The downside of cooking veggies, Liu says: it can destroy the vitamin C in them. He found that vitamin C levels declined by 10 percent in tomatoes cooked for two minutes—and 29 percent in tomatoes that were cooked for half an hour at 190.4 degrees F (88 degrees C). The reason is that Vitamin C, which is highly unstable, is easily degraded through oxidation, exposure to heat (it can increase the rate at which vitamin C reacts with oxygen in the air) and through cooking in water (it dissolves in water).

Liu notes, however, that the trade-off may be worth it since vitamin C is prevalent in far more fruits and vegetables than is lycopene. Among them: broccoli, oranges, cauliflower, kale and carrots. Besides, cooked vegetables retain some of their vitamin C content.

That said, research shows that some veggies, including broccoli, are healthier raw rather than cooked. According to a study in the Journal of Agricultural and Food Chemistry in November 2007, heat damages the enzyme myrosinase, which breaks down glucosinates (compounds derived from glucose and an amino acid) in broccoli into a compound known as sulforaphane.

Research published in the journal Carcinogenesis in December 2008 found that sulforaphane might block the proliferation of and kill precancerous cells.
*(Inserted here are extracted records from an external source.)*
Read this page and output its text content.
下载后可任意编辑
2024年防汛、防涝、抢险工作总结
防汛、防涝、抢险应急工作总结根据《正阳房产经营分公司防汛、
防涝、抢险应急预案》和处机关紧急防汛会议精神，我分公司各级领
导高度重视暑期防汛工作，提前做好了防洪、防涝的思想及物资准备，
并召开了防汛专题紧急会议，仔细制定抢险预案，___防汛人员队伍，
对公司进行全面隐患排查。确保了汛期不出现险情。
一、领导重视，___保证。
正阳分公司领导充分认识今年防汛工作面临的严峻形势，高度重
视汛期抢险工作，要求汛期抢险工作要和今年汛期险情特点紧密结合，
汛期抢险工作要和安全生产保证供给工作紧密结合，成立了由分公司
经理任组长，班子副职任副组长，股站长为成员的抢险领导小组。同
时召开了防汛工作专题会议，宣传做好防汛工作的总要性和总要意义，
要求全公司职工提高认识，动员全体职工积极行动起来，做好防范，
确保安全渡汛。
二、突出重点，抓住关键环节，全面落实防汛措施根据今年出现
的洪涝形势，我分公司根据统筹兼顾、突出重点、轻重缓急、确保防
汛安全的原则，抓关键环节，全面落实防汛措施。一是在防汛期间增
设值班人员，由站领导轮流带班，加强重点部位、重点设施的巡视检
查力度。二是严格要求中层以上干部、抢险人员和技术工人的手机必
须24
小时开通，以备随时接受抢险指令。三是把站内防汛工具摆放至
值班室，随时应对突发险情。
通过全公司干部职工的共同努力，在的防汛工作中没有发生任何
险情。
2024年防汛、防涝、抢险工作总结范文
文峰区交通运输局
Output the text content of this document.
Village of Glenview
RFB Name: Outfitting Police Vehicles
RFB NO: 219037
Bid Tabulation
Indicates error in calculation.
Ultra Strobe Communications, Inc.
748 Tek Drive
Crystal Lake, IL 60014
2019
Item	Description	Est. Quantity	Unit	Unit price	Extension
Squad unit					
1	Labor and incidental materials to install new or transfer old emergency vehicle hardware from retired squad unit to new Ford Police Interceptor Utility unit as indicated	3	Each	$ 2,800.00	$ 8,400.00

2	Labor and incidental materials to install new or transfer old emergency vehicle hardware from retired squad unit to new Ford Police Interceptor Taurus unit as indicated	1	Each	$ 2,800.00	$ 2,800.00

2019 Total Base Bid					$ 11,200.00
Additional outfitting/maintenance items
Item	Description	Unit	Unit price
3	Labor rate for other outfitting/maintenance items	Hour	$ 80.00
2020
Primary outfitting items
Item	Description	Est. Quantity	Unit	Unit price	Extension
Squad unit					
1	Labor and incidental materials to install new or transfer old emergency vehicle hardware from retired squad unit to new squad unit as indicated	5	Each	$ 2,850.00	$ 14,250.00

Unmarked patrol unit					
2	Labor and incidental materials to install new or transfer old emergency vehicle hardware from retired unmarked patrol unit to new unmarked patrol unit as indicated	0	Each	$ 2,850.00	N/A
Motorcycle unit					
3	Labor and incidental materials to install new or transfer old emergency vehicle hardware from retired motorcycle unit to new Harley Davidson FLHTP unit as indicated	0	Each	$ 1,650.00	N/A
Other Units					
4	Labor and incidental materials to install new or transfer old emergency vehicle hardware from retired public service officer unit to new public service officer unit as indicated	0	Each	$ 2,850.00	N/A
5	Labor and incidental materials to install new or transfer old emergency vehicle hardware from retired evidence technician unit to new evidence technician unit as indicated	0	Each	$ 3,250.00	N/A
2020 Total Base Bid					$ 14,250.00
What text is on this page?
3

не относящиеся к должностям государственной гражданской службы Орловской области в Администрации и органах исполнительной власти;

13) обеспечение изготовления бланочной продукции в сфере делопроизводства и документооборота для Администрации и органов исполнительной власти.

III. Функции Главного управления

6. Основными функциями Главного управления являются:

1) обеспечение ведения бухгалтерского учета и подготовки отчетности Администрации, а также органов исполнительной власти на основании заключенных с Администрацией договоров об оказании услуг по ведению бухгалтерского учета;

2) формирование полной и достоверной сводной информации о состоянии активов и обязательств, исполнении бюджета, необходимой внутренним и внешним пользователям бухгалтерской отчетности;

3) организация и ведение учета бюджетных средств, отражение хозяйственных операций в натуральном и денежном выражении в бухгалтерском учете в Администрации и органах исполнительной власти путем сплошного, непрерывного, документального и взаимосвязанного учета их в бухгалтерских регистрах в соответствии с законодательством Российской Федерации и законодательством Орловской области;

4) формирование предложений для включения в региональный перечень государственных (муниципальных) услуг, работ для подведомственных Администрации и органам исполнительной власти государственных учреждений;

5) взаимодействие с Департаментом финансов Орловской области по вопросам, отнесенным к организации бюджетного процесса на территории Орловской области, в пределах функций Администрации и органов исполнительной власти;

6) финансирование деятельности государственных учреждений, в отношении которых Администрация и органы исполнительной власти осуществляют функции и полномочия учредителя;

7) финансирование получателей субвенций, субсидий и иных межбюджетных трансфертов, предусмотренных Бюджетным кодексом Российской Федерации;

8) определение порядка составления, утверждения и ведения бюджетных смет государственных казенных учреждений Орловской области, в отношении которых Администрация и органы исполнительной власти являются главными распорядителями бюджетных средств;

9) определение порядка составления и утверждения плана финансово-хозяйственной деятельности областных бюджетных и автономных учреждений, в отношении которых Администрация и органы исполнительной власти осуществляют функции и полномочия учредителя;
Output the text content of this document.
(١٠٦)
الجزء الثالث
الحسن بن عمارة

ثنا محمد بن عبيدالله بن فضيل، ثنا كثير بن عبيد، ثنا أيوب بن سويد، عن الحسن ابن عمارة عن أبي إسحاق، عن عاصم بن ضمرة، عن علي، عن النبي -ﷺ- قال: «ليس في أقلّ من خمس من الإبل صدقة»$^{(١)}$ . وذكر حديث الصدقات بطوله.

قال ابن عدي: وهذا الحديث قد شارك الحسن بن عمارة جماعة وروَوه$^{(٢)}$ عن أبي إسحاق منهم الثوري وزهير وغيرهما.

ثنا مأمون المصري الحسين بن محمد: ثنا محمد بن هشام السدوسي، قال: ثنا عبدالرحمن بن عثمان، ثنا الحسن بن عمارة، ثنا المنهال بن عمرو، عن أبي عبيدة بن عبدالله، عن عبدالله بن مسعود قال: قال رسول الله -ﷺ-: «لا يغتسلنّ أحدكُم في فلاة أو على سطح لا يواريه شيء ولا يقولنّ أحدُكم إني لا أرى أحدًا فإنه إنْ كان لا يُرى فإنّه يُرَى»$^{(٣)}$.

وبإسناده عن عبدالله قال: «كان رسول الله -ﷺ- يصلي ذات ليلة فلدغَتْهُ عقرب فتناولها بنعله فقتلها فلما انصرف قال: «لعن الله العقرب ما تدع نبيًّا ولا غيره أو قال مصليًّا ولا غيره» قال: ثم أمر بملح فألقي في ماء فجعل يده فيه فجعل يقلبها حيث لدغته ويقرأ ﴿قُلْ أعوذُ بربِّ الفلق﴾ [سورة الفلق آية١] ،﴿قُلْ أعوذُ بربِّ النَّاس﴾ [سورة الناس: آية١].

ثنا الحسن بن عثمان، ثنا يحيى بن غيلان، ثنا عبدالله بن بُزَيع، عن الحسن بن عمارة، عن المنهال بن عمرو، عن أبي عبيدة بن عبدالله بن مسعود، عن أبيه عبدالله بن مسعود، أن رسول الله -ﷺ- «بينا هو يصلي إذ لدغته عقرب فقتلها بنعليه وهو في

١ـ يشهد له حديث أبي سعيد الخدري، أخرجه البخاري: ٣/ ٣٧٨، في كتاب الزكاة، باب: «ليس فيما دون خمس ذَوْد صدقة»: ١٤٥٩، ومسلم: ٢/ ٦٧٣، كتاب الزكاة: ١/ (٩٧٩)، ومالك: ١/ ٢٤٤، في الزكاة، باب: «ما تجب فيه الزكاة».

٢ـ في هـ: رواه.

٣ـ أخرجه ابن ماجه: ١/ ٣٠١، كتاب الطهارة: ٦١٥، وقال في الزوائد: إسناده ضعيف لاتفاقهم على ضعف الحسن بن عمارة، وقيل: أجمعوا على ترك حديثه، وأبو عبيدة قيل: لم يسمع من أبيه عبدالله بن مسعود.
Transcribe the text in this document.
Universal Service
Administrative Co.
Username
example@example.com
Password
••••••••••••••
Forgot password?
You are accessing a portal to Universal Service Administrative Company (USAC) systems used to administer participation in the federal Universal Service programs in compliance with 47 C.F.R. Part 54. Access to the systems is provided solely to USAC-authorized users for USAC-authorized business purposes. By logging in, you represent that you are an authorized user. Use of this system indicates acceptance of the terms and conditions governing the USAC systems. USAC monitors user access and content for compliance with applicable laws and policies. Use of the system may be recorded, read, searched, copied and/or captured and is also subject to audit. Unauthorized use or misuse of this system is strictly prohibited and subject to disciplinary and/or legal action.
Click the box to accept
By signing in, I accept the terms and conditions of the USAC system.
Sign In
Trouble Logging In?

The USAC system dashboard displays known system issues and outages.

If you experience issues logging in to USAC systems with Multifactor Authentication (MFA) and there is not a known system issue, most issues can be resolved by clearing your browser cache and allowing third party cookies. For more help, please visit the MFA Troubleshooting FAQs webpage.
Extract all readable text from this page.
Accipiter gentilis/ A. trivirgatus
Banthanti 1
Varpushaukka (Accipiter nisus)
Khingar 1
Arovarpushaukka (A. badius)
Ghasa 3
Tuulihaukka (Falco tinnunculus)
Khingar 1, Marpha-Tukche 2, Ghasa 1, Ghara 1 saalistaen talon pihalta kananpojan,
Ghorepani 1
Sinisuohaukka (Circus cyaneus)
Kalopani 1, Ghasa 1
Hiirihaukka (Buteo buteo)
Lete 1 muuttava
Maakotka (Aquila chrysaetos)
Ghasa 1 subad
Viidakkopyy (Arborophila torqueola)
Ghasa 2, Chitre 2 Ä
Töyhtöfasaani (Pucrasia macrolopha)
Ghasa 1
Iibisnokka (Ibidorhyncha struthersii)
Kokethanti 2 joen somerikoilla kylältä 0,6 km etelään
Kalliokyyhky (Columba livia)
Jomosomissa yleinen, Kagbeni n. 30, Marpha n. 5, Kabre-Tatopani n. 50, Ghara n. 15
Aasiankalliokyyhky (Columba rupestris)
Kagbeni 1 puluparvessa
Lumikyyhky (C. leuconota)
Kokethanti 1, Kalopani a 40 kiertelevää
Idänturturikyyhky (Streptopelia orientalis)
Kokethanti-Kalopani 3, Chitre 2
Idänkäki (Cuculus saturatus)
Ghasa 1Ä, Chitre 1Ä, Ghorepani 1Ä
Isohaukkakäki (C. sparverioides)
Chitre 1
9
A 2002 study in The Proceedings of the National Academy of Sciences also found that sulforaphane may help fight the bacterium Helicobacter pylori, which causes ulcers and increases a person’s risk of stomach cancer.

On the other hand, indole, an organic compound, is formed when certain plants, particularly cruciferous vegetables such as broccoli, cauliflower and cabbage, are cooked. According to research in The Journal of Nutrition in 2001, indole helps kill precancerous cells before they turn malignant. And while boiling carrots was found to increase carotenoid levels, another study found that it leads to a total loss of polyphenols, a group of chemicals found in raw carrots. Specific polyphenols have been shown to have antioxidant properties and to reduce the risk of cardiovascular disease and cancer, according to a 2005 report in The American Journal of Clinical Nutrition.

Comparing the healthfulness of raw and cooked food is complicated, and there are still many mysteries surrounding how the different molecules in plants interact with the human body. The bottom line, says Liu, is to eat your veggies and fruits no matter how they’re prepared.

“We cook them so they taste better,” Liu says. “If they taste better, we’re more likely to eat them.” And that’s the whole idea.